Wednesday, November 02, 2005

James Knox Polk, Unsexy Dead President


In 1844, the Democrats were split
The three nominees for the presidential candidate
Were Martin Van Buren, a former president and an abolitionist
James Buchanan, a moderate

Lewis Cass, a general and expansionist
From Nashville came a dark horse riding up
He was James K. Polk, Napoleon of the Stump

Austere, severe, he held few people dear
His oratory filled his foes with fear
The factions soon agreed
He's just the man we need
To bring about victory
Fulfill our manifest destiny
And annex the land the Mexicans command
And when the votes were cast the winner was
Mister James K. Polk, Napoleon of the Stump

In four short years he met his every goal
He seized the whole Southwest from Mexico
Made sure the tariffs fell
And made the English sell the Oregon territory
He built an independent treasury
Having done all this he sought no second term
But precious few have mourned the passing of
Mister James K. Polk, our eleventh president
Young Hickory, Napoleon of the Stump

-- They Might be Giants, "James K. Polk."

Not much you can add to this unlikely pop music assessment of the perennially obscure President Polk ("singing saw" interlude and all), except to say that the diminutive Andrew Jackson protégé, a former governor of Tennessee (1839-41) and speaker of the House (1835-39), is considered by historians in the know to have been one of the most effective presidents in U.S. history, as well as a ruthless bastard/control freak who pretty much single-handedly propelled the country into war with Mexico and increased U.S. possessions by more than 500,000 square miles. It appears that the exercise of his nerves of steel as president aged him dramatically and sapped him of his health, for within 4 months after leaving office by his own choice at the end of his single term, he was dead, probably of cholera after an exhausting Southern tour.

His name continues to crop up among students of American government as a model of dry presidential competence, and occasionally a Democrat will invoke the Polk legacy, such as in the 1988 Democratic presidential primary debates, when not one but 2 of the candidates mentioned Polk when asked which president they most admired.

Actually, young pre-vice-presidential fellow Tennessean Al Gore misnamed him as "James K. Knox," leaving Bruce Babbitt the opportunity to show him up, College Quiz Bowl-style, bobbing head and all. It was, perhaps, a harbinger of things to come in the general election: the Democrats ultimately selected the superficially Polkean Mike Dukakis as their nominee, a Massachusetts politician as unlike Massachusetts' legendary charismatic favorite son, John Kennedy, as one could imagine, and whose inability to paddle jauntily through a sea of TV cameras doomed him to defeat.

Such homage to Polk is a bit puzzling, for there is little to be said for his vision of the U.S. and much to be said simply about his getting things done.
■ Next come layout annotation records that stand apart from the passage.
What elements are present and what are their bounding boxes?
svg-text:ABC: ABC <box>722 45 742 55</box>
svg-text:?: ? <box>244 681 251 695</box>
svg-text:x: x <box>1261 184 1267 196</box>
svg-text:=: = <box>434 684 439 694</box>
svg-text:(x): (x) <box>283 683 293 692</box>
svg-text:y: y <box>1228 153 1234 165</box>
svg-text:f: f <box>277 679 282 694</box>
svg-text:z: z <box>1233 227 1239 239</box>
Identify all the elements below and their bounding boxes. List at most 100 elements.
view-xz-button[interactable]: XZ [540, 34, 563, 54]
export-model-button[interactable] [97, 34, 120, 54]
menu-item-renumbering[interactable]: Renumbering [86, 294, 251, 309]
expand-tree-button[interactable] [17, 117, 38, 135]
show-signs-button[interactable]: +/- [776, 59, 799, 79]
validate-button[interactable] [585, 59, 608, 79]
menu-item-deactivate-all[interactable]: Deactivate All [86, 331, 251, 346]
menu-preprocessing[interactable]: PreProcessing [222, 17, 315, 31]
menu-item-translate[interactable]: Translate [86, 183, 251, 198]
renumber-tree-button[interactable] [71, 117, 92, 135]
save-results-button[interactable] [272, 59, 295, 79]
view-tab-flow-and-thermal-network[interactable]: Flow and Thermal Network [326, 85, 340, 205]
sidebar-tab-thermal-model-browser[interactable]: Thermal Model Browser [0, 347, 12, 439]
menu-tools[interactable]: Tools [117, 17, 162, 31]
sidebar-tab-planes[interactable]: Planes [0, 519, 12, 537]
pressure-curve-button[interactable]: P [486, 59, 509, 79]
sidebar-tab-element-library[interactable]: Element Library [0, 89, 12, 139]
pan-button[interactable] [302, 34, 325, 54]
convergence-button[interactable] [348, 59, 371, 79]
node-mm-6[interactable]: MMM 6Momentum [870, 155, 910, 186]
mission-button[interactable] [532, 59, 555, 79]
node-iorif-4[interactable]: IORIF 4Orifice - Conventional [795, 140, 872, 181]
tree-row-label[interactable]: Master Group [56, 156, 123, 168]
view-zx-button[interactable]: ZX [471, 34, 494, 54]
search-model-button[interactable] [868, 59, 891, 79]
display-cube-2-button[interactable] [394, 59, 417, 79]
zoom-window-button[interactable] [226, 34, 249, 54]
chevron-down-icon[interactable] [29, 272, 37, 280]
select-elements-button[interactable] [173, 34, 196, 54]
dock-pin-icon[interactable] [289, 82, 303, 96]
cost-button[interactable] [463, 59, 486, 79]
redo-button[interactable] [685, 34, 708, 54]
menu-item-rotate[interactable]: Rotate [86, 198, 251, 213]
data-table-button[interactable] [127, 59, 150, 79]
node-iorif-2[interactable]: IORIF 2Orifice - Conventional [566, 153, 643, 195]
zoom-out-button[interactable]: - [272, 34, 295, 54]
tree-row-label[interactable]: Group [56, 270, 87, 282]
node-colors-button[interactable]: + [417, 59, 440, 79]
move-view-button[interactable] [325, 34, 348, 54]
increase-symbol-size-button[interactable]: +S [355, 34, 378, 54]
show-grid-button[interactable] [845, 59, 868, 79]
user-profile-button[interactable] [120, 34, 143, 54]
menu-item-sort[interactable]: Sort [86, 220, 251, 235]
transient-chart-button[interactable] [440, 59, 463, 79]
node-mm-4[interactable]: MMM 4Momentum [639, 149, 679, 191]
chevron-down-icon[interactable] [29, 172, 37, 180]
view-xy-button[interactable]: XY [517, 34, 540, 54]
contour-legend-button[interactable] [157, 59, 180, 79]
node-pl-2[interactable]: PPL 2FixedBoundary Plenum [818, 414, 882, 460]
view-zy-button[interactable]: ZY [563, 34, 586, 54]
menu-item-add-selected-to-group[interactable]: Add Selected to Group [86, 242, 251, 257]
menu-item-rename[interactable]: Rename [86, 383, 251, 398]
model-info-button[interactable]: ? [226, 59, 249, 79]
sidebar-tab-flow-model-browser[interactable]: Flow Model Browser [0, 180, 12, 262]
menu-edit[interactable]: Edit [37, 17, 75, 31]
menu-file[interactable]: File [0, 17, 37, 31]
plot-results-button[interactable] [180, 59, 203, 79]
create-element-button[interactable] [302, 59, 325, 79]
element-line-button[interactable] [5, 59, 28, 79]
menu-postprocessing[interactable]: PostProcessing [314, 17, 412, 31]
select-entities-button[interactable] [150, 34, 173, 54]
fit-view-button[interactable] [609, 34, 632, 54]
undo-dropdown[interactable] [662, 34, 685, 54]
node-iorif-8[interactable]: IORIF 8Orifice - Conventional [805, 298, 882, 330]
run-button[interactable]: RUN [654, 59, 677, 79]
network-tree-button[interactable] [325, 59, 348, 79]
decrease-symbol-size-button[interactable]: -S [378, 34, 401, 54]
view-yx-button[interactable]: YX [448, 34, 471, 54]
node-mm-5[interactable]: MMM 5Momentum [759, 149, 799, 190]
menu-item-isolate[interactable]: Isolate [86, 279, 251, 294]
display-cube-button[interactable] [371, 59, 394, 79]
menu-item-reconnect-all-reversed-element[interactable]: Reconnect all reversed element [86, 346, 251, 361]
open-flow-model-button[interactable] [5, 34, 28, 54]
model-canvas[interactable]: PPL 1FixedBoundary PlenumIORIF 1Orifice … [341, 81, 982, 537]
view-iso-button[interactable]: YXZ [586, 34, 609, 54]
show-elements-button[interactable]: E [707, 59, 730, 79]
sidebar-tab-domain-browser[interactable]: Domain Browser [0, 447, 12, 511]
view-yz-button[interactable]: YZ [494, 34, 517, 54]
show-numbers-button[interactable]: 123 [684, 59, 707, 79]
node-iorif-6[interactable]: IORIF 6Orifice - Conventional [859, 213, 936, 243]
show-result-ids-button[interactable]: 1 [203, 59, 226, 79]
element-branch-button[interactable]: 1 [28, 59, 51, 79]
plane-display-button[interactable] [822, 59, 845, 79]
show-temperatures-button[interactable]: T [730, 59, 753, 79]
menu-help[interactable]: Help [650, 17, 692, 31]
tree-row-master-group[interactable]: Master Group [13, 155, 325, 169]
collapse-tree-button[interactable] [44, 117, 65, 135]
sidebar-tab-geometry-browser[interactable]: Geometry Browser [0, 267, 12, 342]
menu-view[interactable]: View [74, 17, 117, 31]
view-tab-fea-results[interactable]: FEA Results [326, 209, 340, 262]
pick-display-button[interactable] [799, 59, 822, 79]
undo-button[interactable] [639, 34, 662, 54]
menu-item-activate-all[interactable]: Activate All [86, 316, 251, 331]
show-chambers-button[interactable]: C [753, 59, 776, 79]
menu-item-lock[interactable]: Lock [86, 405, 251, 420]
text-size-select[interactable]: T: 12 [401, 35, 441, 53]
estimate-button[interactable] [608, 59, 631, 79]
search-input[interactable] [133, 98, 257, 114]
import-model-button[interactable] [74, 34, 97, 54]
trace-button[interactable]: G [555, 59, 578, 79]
It is like a neighbor might say: "I got up Saturday morning with a list of things to do, so I mowed the lawn and trimmed the hedges and cleaned the gutters out and annexed Alta California, and then I sat down in my hammock and enjoyed some lemonade." A sexy presidency it maketh not, and it is no coincidence that "one-term president" is a derisive epithet in these parts.

"[Polk] has no wit, no literature, no point of argument, no gracefulness of delivery, no elegance of language, no philosophy, no pathos, no felicitous impromptus; nothing that can constitute an orator, but confidence, fluency, and labor." -- John Quincy Adams, 1834.